Foto:Reprodução/Agência Senado
O Conselho Nacional de Justiça (CNJ) aprovou por unanimidade, nesta terça-feira (4), o fim da aposentadoria compulsória como sanção disciplinar máxima aplicada a magistrados. Com a mudança, a demissão passa a ser prevista entre as possíveis punições.
A resolução acompanha entendimento adotado pela Primeira Turma do Supremo Tribunal Federal (STF). Com as novas regras, magistrados poderão receber as penas de advertência, censura, remoção compulsória e disponibilidade, disponibilidade com proposta de perda do cargo e demissão.
A disponibilidade é uma punição que afasta temporariamente o magistrado de suas funções sem romper seu vínculo com o cargo. Durante o período, o juiz fica impedido de exercer outras atividades profissionais, com exceção do magistério superior.
Relator da proposta, o conselheiro Ulisses Rabaneda também abordou a situação previdenciária dos magistrados que eventualmente perderem o cargo. Para ele, as contribuições realizadas durante a trajetória profissional devem ser preservadas, embora o tema não deva ser regulamentado por um ato normativo do CNJ.

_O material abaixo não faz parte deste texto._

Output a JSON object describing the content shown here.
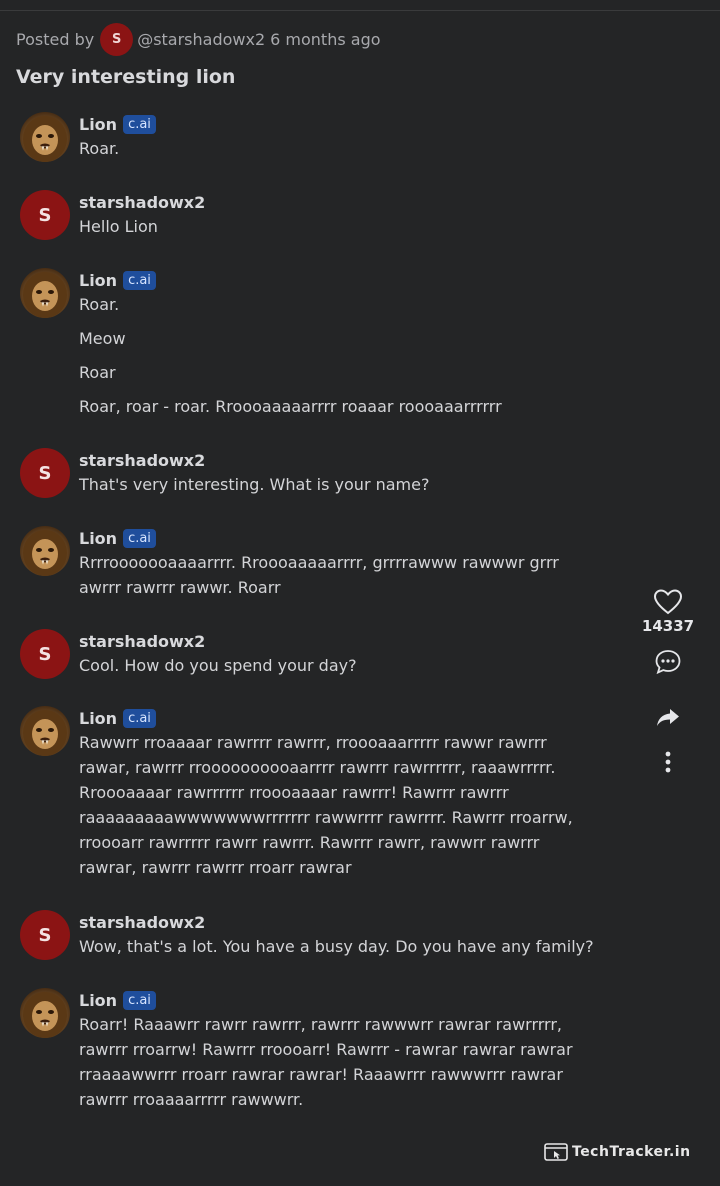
{
  "post": {
    "posted_by_label": "Posted by",
    "author_initial": "S",
    "author_handle": "@starshadowx2",
    "time_ago": "6 months ago",
    "title": "Very interesting lion"
  },
  "messages": [
    {
      "sender": "Lion",
      "badge": "c.ai",
      "lines": [
        "Roar."
      ]
    },
    {
      "sender": "starshadowx2",
      "initial": "S",
      "lines": [
        "Hello Lion"
      ]
    },
    {
      "sender": "Lion",
      "badge": "c.ai",
      "lines": [
        "Roar.",
        "Meow",
        "Roar",
        "Roar, roar - roar. Rroooaaaaarrrr roaaar roooaaarrrrrr"
      ]
    },
    {
      "sender": "starshadowx2",
      "initial": "S",
      "lines": [
        "That's very interesting. What is your name?"
      ]
    },
    {
      "sender": "Lion",
      "badge": "c.ai",
      "lines": [
        "Rrrrooooooaaaarrrr. Rroooaaaaarrrr, grrrrawww rawwwr grrr",
        "awrrr rawrrr rawwr. Roarr"
      ]
    },
    {
      "sender": "starshadowx2",
      "initial": "S",
      "lines": [
        "Cool. How do you spend your day?"
      ]
    },
    {
      "sender": "Lion",
      "badge": "c.ai",
      "lines": [
        "Rawwrr rroaaaar rawrrrr rawrrr, rroooaaarrrrr rawwr rawrrr",
        "rawar, rawrrr rroooooooooaarrrr rawrrr rawrrrrrr, raaawrrrrr.",
        "Rroooaaaar rawrrrrrr rroooaaaar rawrrr! Rawrrr rawrrr",
        "raaaaaaaaawwwwwwwrrrrrrr rawwrrrr rawrrrr. Rawrrr rroarrw,",
        "rroooarr rawrrrrr rawrr rawrrr. Rawrrr rawrr, rawwrr rawrrr",
        "rawrar, rawrrr rawrrr rroarr rawrar"
      ]
    },
    {
      "sender": "starshadowx2",
      "initial": "S",
      "lines": [
        "Wow, that's a lot. You have a busy day. Do you have any family?"
      ]
    },
    {
      "sender": "Lion",
      "badge": "c.ai",
      "lines": [
        "Roarr! Raaawrr rawrr rawrrr, rawrrr rawwwrr rawrar rawrrrrr,",
        "rawrrr rroarrw! Rawrrr rroooarr! Rawrrr - rawrar rawrar rawrar",
        "rraaaawwrrr rroarr rawrar rawrar! Raaawrrr rawwwrrr rawrar",
        "rawrrr rroaaaarrrrr rawwwrr."
      ]
    }
  ],
  "actions": {
    "like_count": "14337",
    "icons": [
      "heart-icon",
      "comment-icon",
      "share-icon",
      "more-icon"
    ]
  },
  "watermark": "TechTracker.in",
  "colors": {
    "background": "#242526",
    "user_avatar": "#8b1414",
    "badge": "#1f4e9c"
  }
}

“Não me parece justo ou constitucional que alguém que, por um determinado desvio praticado ao longo da sua vida, perca as contribuições previdenciárias que recolheu ao longo de toda uma trajetória profissional. Aquilo que precisa ser punido merece ser punido. Aquilo que precisa ser garantido, merece ser garantido, contudo, compreendemos que esta questão previdenciária não deva estar em um ato normativo”, afirmou.
Por que a regra era criticada?
A aposentadoria compulsória como punição disciplinar é alvo de críticas por permitir que o magistrado seja afastado definitivamente do cargo, mas continue recebendo proventos proporcionais ao tempo de contribuição.
Por esse motivo, a medida era frequentemente questionada por ser considerada branda diante de infrações graves e chegou a ser descrita por críticos como uma espécie de “prêmio”.
Entendimento do STF
A mudança aprovada pelo CNJ segue uma decisão da Primeira Turma do STF. Neste ano, a partir de decisão do ministro Flávio Dino, o colegiado estabeleceu o fim da aposentadoria compulsória remunerada como punição disciplinar máxima para magistrados.
O entendimento dos ministros foi de que a Reforma da Previdência, promulgada em 2019, extinguiu essa modalidade de sanção.